Black History Month (February 1 to February 28) is an annual observance of prominent figures and events throughout history. This commemorative period was first established as a weeklong observance known in 1926 as national “Negro History Week,” by the Association for the Study of Negro Life and History. During the 1960s, activists from the civil rights movement urged authority figures to expand Negro History Week. It wasn’t until 1976 when President Gerald R. Ford proclaimed February to be officially recognized as Black History Month. In honor of this month-long celebration, the Spring Creek Sun compiled a list of African-American politicians who managed to overcome many racial and gender barriers, and become the first African-Americans elected in their fields. Their work has helped make a difference in the United States.

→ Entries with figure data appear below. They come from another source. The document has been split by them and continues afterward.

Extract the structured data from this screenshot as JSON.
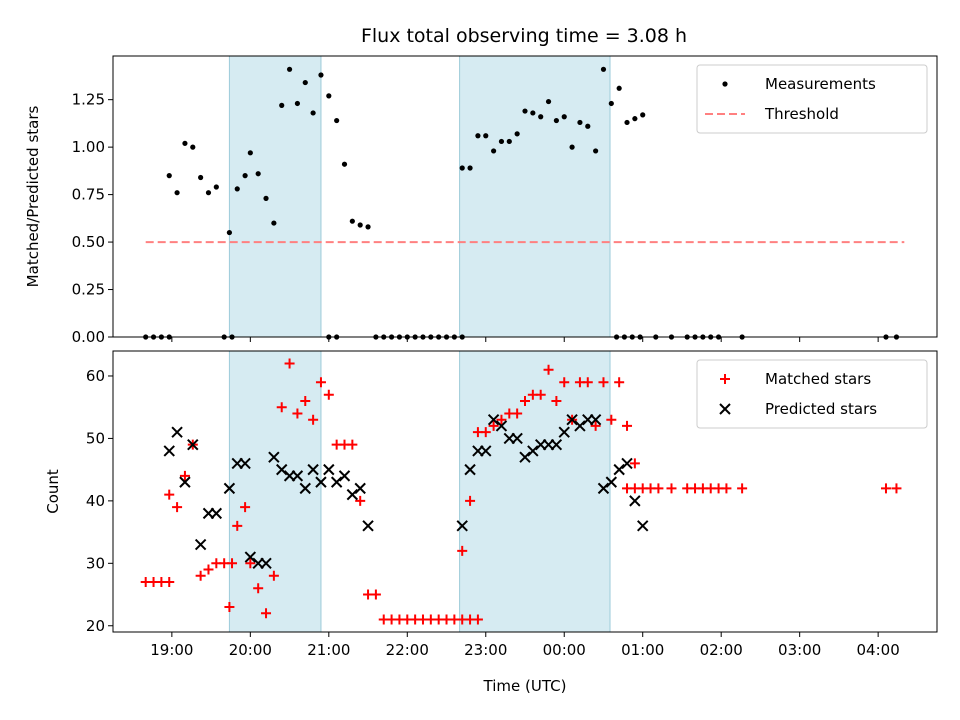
{
  "chart_data": [
    {
      "type": "scatter",
      "title": "Flux total observing time = 3.08 h",
      "xlabel": "",
      "ylabel": "Matched/Predicted stars",
      "xlim": [
        "18:15",
        "04:45"
      ],
      "ylim": [
        0,
        1.48
      ],
      "yticks": [
        "0.00",
        "0.25",
        "0.50",
        "0.75",
        "1.00",
        "1.25"
      ],
      "legend": {
        "position": "top-right",
        "entries": [
          "Measurements",
          "Threshold"
        ]
      },
      "shaded_intervals": [
        [
          "19:44",
          "20:54"
        ],
        [
          "22:40",
          "00:35"
        ]
      ],
      "threshold": {
        "name": "Threshold",
        "y": 0.5,
        "x_range": [
          "18:40",
          "04:20"
        ],
        "color": "#ff8080"
      },
      "series": [
        {
          "name": "Measurements",
          "color": "#000000",
          "points": [
            [
              "18:40",
              0
            ],
            [
              "18:46",
              0
            ],
            [
              "18:52",
              0
            ],
            [
              "18:58",
              0
            ],
            [
              "18:58",
              0.85
            ],
            [
              "19:04",
              0.76
            ],
            [
              "19:10",
              1.02
            ],
            [
              "19:16",
              1.0
            ],
            [
              "19:22",
              0.84
            ],
            [
              "19:28",
              0.76
            ],
            [
              "19:34",
              0.79
            ],
            [
              "19:40",
              0
            ],
            [
              "19:46",
              0
            ],
            [
              "19:44",
              0.55
            ],
            [
              "19:50",
              0.78
            ],
            [
              "19:56",
              0.85
            ],
            [
              "20:00",
              0.97
            ],
            [
              "20:06",
              0.86
            ],
            [
              "20:12",
              0.73
            ],
            [
              "20:18",
              0.6
            ],
            [
              "20:24",
              1.22
            ],
            [
              "20:30",
              1.41
            ],
            [
              "20:36",
              1.23
            ],
            [
              "20:42",
              1.34
            ],
            [
              "20:48",
              1.18
            ],
            [
              "20:54",
              1.38
            ],
            [
              "21:00",
              1.27
            ],
            [
              "21:06",
              1.14
            ],
            [
              "21:00",
              0
            ],
            [
              "21:06",
              0
            ],
            [
              "21:12",
              0.91
            ],
            [
              "21:18",
              0.61
            ],
            [
              "21:24",
              0.59
            ],
            [
              "21:30",
              0.58
            ],
            [
              "21:36",
              0
            ],
            [
              "21:42",
              0
            ],
            [
              "21:48",
              0
            ],
            [
              "21:54",
              0
            ],
            [
              "22:00",
              0
            ],
            [
              "22:06",
              0
            ],
            [
              "22:12",
              0
            ],
            [
              "22:18",
              0
            ],
            [
              "22:24",
              0
            ],
            [
              "22:30",
              0
            ],
            [
              "22:36",
              0
            ],
            [
              "22:42",
              0
            ],
            [
              "22:42",
              0.89
            ],
            [
              "22:48",
              0.89
            ],
            [
              "22:54",
              1.06
            ],
            [
              "23:00",
              1.06
            ],
            [
              "23:06",
              0.98
            ],
            [
              "23:12",
              1.03
            ],
            [
              "23:18",
              1.03
            ],
            [
              "23:24",
              1.07
            ],
            [
              "23:30",
              1.19
            ],
            [
              "23:36",
              1.18
            ],
            [
              "23:42",
              1.16
            ],
            [
              "23:48",
              1.24
            ],
            [
              "23:54",
              1.14
            ],
            [
              "00:00",
              1.16
            ],
            [
              "00:06",
              1.0
            ],
            [
              "00:12",
              1.13
            ],
            [
              "00:18",
              1.11
            ],
            [
              "00:24",
              0.98
            ],
            [
              "00:30",
              1.41
            ],
            [
              "00:36",
              1.23
            ],
            [
              "00:42",
              1.31
            ],
            [
              "00:48",
              1.13
            ],
            [
              "00:54",
              1.15
            ],
            [
              "01:00",
              1.17
            ],
            [
              "00:40",
              0
            ],
            [
              "00:46",
              0
            ],
            [
              "00:52",
              0
            ],
            [
              "00:58",
              0
            ],
            [
              "01:10",
              0
            ],
            [
              "01:22",
              0
            ],
            [
              "01:34",
              0
            ],
            [
              "01:40",
              0
            ],
            [
              "01:46",
              0
            ],
            [
              "01:52",
              0
            ],
            [
              "01:58",
              0
            ],
            [
              "02:16",
              0
            ],
            [
              "04:06",
              0
            ],
            [
              "04:14",
              0
            ]
          ]
        }
      ]
    },
    {
      "type": "scatter",
      "title": "",
      "xlabel": "Time (UTC)",
      "ylabel": "Count",
      "xlim": [
        "18:15",
        "04:45"
      ],
      "ylim": [
        19,
        64
      ],
      "yticks": [
        "20",
        "30",
        "40",
        "50",
        "60"
      ],
      "xticks": [
        "19:00",
        "20:00",
        "21:00",
        "22:00",
        "23:00",
        "00:00",
        "01:00",
        "02:00",
        "03:00",
        "04:00"
      ],
      "legend": {
        "position": "top-right",
        "entries": [
          "Matched stars",
          "Predicted stars"
        ]
      },
      "shaded_intervals": [
        [
          "19:44",
          "20:54"
        ],
        [
          "22:40",
          "00:35"
        ]
      ],
      "series": [
        {
          "name": "Matched stars",
          "marker": "plus",
          "color": "#ff0000",
          "points": [
            [
              "18:40",
              27
            ],
            [
              "18:46",
              27
            ],
            [
              "18:52",
              27
            ],
            [
              "18:58",
              27
            ],
            [
              "18:58",
              41
            ],
            [
              "19:04",
              39
            ],
            [
              "19:10",
              44
            ],
            [
              "19:16",
              49
            ],
            [
              "19:22",
              28
            ],
            [
              "19:28",
              29
            ],
            [
              "19:34",
              30
            ],
            [
              "19:40",
              30
            ],
            [
              "19:46",
              30
            ],
            [
              "19:44",
              23
            ],
            [
              "19:50",
              36
            ],
            [
              "19:56",
              39
            ],
            [
              "20:00",
              30
            ],
            [
              "20:06",
              26
            ],
            [
              "20:12",
              22
            ],
            [
              "20:18",
              28
            ],
            [
              "20:24",
              55
            ],
            [
              "20:30",
              62
            ],
            [
              "20:36",
              54
            ],
            [
              "20:42",
              56
            ],
            [
              "20:48",
              53
            ],
            [
              "20:54",
              59
            ],
            [
              "21:00",
              57
            ],
            [
              "21:06",
              49
            ],
            [
              "21:12",
              49
            ],
            [
              "21:18",
              49
            ],
            [
              "21:24",
              40
            ],
            [
              "21:30",
              25
            ],
            [
              "21:36",
              25
            ],
            [
              "21:42",
              21
            ],
            [
              "21:48",
              21
            ],
            [
              "21:54",
              21
            ],
            [
              "22:00",
              21
            ],
            [
              "22:06",
              21
            ],
            [
              "22:12",
              21
            ],
            [
              "22:18",
              21
            ],
            [
              "22:24",
              21
            ],
            [
              "22:30",
              21
            ],
            [
              "22:36",
              21
            ],
            [
              "22:42",
              21
            ],
            [
              "22:48",
              21
            ],
            [
              "22:54",
              21
            ],
            [
              "22:42",
              32
            ],
            [
              "22:48",
              40
            ],
            [
              "22:54",
              51
            ],
            [
              "23:00",
              51
            ],
            [
              "23:06",
              52
            ],
            [
              "23:12",
              53
            ],
            [
              "23:18",
              54
            ],
            [
              "23:24",
              54
            ],
            [
              "23:30",
              56
            ],
            [
              "23:36",
              57
            ],
            [
              "23:42",
              57
            ],
            [
              "23:48",
              61
            ],
            [
              "23:54",
              56
            ],
            [
              "00:00",
              59
            ],
            [
              "00:06",
              53
            ],
            [
              "00:12",
              59
            ],
            [
              "00:18",
              59
            ],
            [
              "00:24",
              52
            ],
            [
              "00:30",
              59
            ],
            [
              "00:36",
              53
            ],
            [
              "00:42",
              59
            ],
            [
              "00:48",
              52
            ],
            [
              "00:54",
              46
            ],
            [
              "00:48",
              42
            ],
            [
              "00:54",
              42
            ],
            [
              "01:00",
              42
            ],
            [
              "01:06",
              42
            ],
            [
              "01:12",
              42
            ],
            [
              "01:22",
              42
            ],
            [
              "01:34",
              42
            ],
            [
              "01:40",
              42
            ],
            [
              "01:46",
              42
            ],
            [
              "01:52",
              42
            ],
            [
              "01:58",
              42
            ],
            [
              "02:04",
              42
            ],
            [
              "02:16",
              42
            ],
            [
              "04:06",
              42
            ],
            [
              "04:14",
              42
            ]
          ]
        },
        {
          "name": "Predicted stars",
          "marker": "x",
          "color": "#000000",
          "points": [
            [
              "18:58",
              48
            ],
            [
              "19:04",
              51
            ],
            [
              "19:10",
              43
            ],
            [
              "19:16",
              49
            ],
            [
              "19:22",
              33
            ],
            [
              "19:28",
              38
            ],
            [
              "19:34",
              38
            ],
            [
              "19:44",
              42
            ],
            [
              "19:50",
              46
            ],
            [
              "19:56",
              46
            ],
            [
              "20:00",
              31
            ],
            [
              "20:06",
              30
            ],
            [
              "20:12",
              30
            ],
            [
              "20:18",
              47
            ],
            [
              "20:24",
              45
            ],
            [
              "20:30",
              44
            ],
            [
              "20:36",
              44
            ],
            [
              "20:42",
              42
            ],
            [
              "20:48",
              45
            ],
            [
              "20:54",
              43
            ],
            [
              "21:00",
              45
            ],
            [
              "21:06",
              43
            ],
            [
              "21:12",
              44
            ],
            [
              "21:18",
              41
            ],
            [
              "21:24",
              42
            ],
            [
              "21:30",
              36
            ],
            [
              "22:42",
              36
            ],
            [
              "22:48",
              45
            ],
            [
              "22:54",
              48
            ],
            [
              "23:00",
              48
            ],
            [
              "23:06",
              53
            ],
            [
              "23:12",
              52
            ],
            [
              "23:18",
              50
            ],
            [
              "23:24",
              50
            ],
            [
              "23:30",
              47
            ],
            [
              "23:36",
              48
            ],
            [
              "23:42",
              49
            ],
            [
              "23:48",
              49
            ],
            [
              "23:54",
              49
            ],
            [
              "00:00",
              51
            ],
            [
              "00:06",
              53
            ],
            [
              "00:12",
              52
            ],
            [
              "00:18",
              53
            ],
            [
              "00:24",
              53
            ],
            [
              "00:30",
              42
            ],
            [
              "00:36",
              43
            ],
            [
              "00:42",
              45
            ],
            [
              "00:48",
              46
            ],
            [
              "00:54",
              40
            ],
            [
              "01:00",
              36
            ]
          ]
        }
      ]
    }
  ]
}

Shirley Chisholm was the first Black woman to serve in Congress and to pursue the Democratic presidential nomination. Chisholm’s forthright attitude in liberal politics helped to shatter racial and gender barriers during the 1960s and 1970s. Chisholm continued to serve as Brooklyn’s Congresswoman until 1983 (a total of seven terms). Throughout her career, she advocated for African-Americans and female advancement in politics. She was one of the founding members of the National Women’s Political Caucus (1971), the only national organization solely dedicated to increasing women’s political and public participation, and she helped to form the National Congress of Black Women (1984), a non-profit organization devoted to educational, political, and cultural development of African-American Women.
Thurgood Marshall was the first African-American to serve as a Supreme Court Justice (October 1967 until October 1991). One of the greatest achievements in his career was winning the 1954 Supreme Court case Brown v. Board of Education of Topeka. Marshall, a civil-rights lawyer, represented a group of black parents from Kansas who were forced to attend a segregated school. This class action suit helped to bring forward one of the most crucial decisions in legal history—ending racial segregation (which was established in the 1896 Supreme Court case Plessy v. Ferguson.) On May 17, 1954 the court ruled that segregation violated the 14th Amendment.

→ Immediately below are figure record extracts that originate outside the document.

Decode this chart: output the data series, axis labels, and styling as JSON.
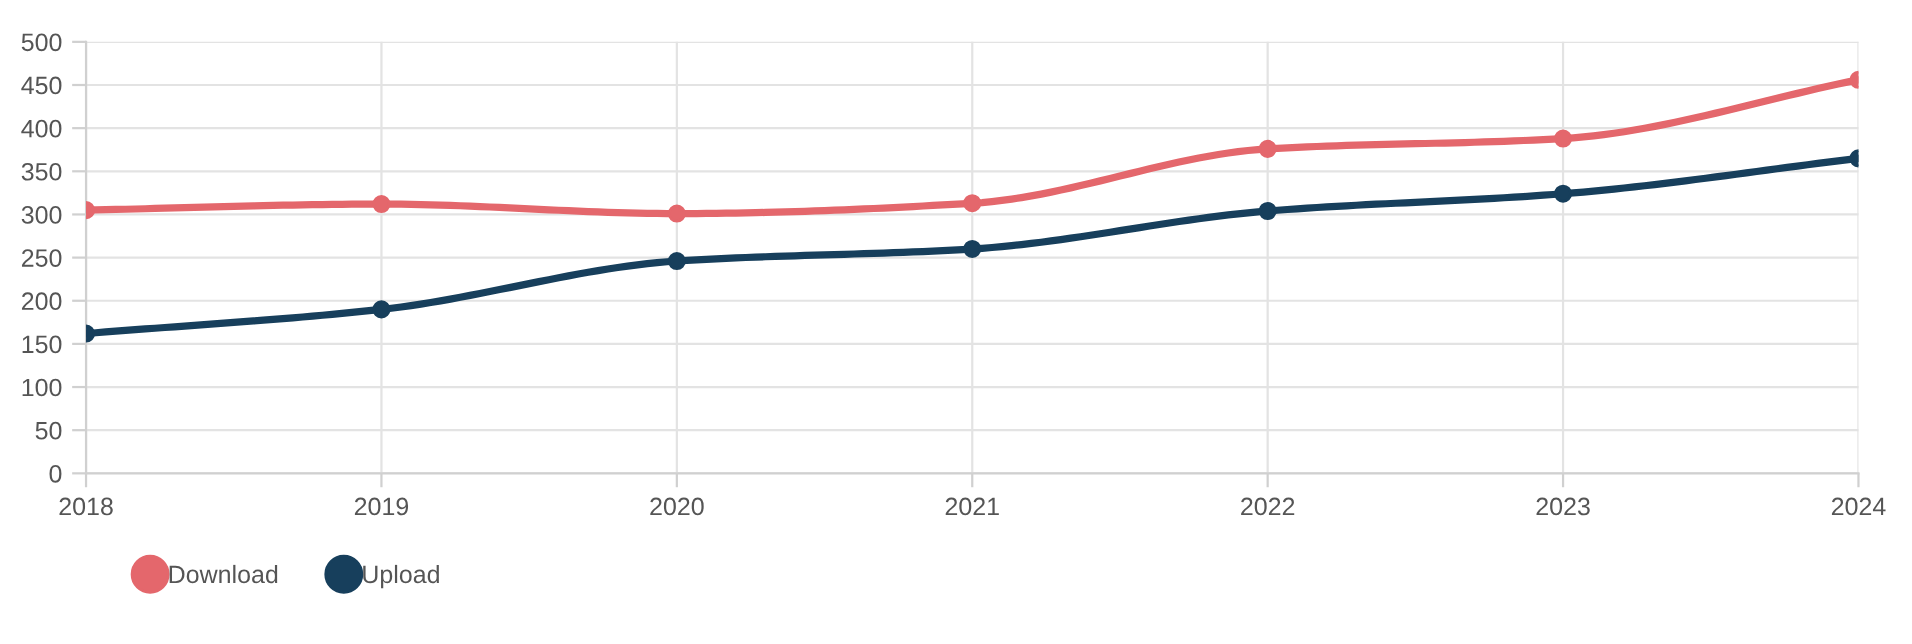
{
  "chart_data": {
    "type": "line",
    "x": [
      2018,
      2019,
      2020,
      2021,
      2022,
      2023,
      2024
    ],
    "series": [
      {
        "name": "Download",
        "color": "#e4676c",
        "values": [
          305,
          312,
          301,
          313,
          376,
          388,
          456
        ]
      },
      {
        "name": "Upload",
        "color": "#173f5c",
        "values": [
          162,
          190,
          246,
          260,
          304,
          324,
          365
        ]
      }
    ],
    "xlim": [
      2018,
      2024
    ],
    "xticks": [
      2018,
      2019,
      2020,
      2021,
      2022,
      2023,
      2024
    ],
    "ylim": [
      0,
      500
    ],
    "yticks": [
      0,
      50,
      100,
      150,
      200,
      250,
      300,
      350,
      400,
      450,
      500
    ],
    "grid": true,
    "legend": "bottom left",
    "marker": "circle",
    "line_style": "solid"
  }
}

Carol Moseley Braun was the first African-American woman to be elected to the U.S. Senate in 1992. She was an advocate for reforming education, government and healthcare. When she was elected senator, she concentrated on women’s rights, civil rights, educational reform and advocated for stricter gun control laws. During her position, she served on the Senate Finance Committee.
Colin Powell was the first African-American appointed as the U.S. Secretary of State, and the first, and the only one, to serve on the Joint Chiefs of Staff. In 1987, during the Reagan administration, he became a national security adviser where he helped to coordinate summit meetings on pro-Communist Sandinista government in Nicaragua. A few years later, in 1989, President George H. W. Bush appointed him as Chairman of the Joint Chief of Staffs. Powell became the first African-American, and the only one, to hold this position, which is considered the highest military post within the Department of Defense. As Chairman, Powell developed a military strategy known as the “Powell Doctrine,” an approach that pushes for the use of force to increase success while also minimizing the amount of casualties involved. Powell served as United States Secretary of State under President George W. Bush from 2001-2005.
Condoleezza Rice was the first African-American woman to serve as the United States’ National Security Adviser, as well as the first African-American woman to serve as U.S. Secretary of State (2005- 09). A woman who accomplished many firsts, Rice‘s career began when she was the first African-American to serve as provost of Stanford University, serving as both the chief of budget and as an academic officer. In 2001, she broke both gender and racial barriers by becoming the first African-American woman to be appointed as a National Security Adviser. While working as Secretary of State (appointed by George W. Bush) she concentrated on the mission to develop “Transformational Diplomacy,” which attempted to create and sustain democracy within governed states around the world, particularly the Middle East.
Barack Hussein Obama is the first African-American to serve as US President. He was first elected in 2008 and was re-elected to a second term in 2012. His political career began in 1996, when he was elected to Illinois State Senate and then in 2004 to the US Senate. Throughout his time in office, he tried to draft legislation on ethics, expand the availability of healthcare services and develop early childhood education programs for low-income families. In addition, he served as chairman for the Senate’s Health and Human Services Committee, where he advocated for the videotaping of confessions and integrations for capital cases due to the amount of death-row inmates who were found innocent. In 2007, he placed his bid for presidential candidacy on the Democratic ballot along with Hilary Rodham Clinton. On November 4, 2008 Obama defeated Republican nominee John McCain, and became the 44th President of the United States, and the first African-American to accomplish this feat.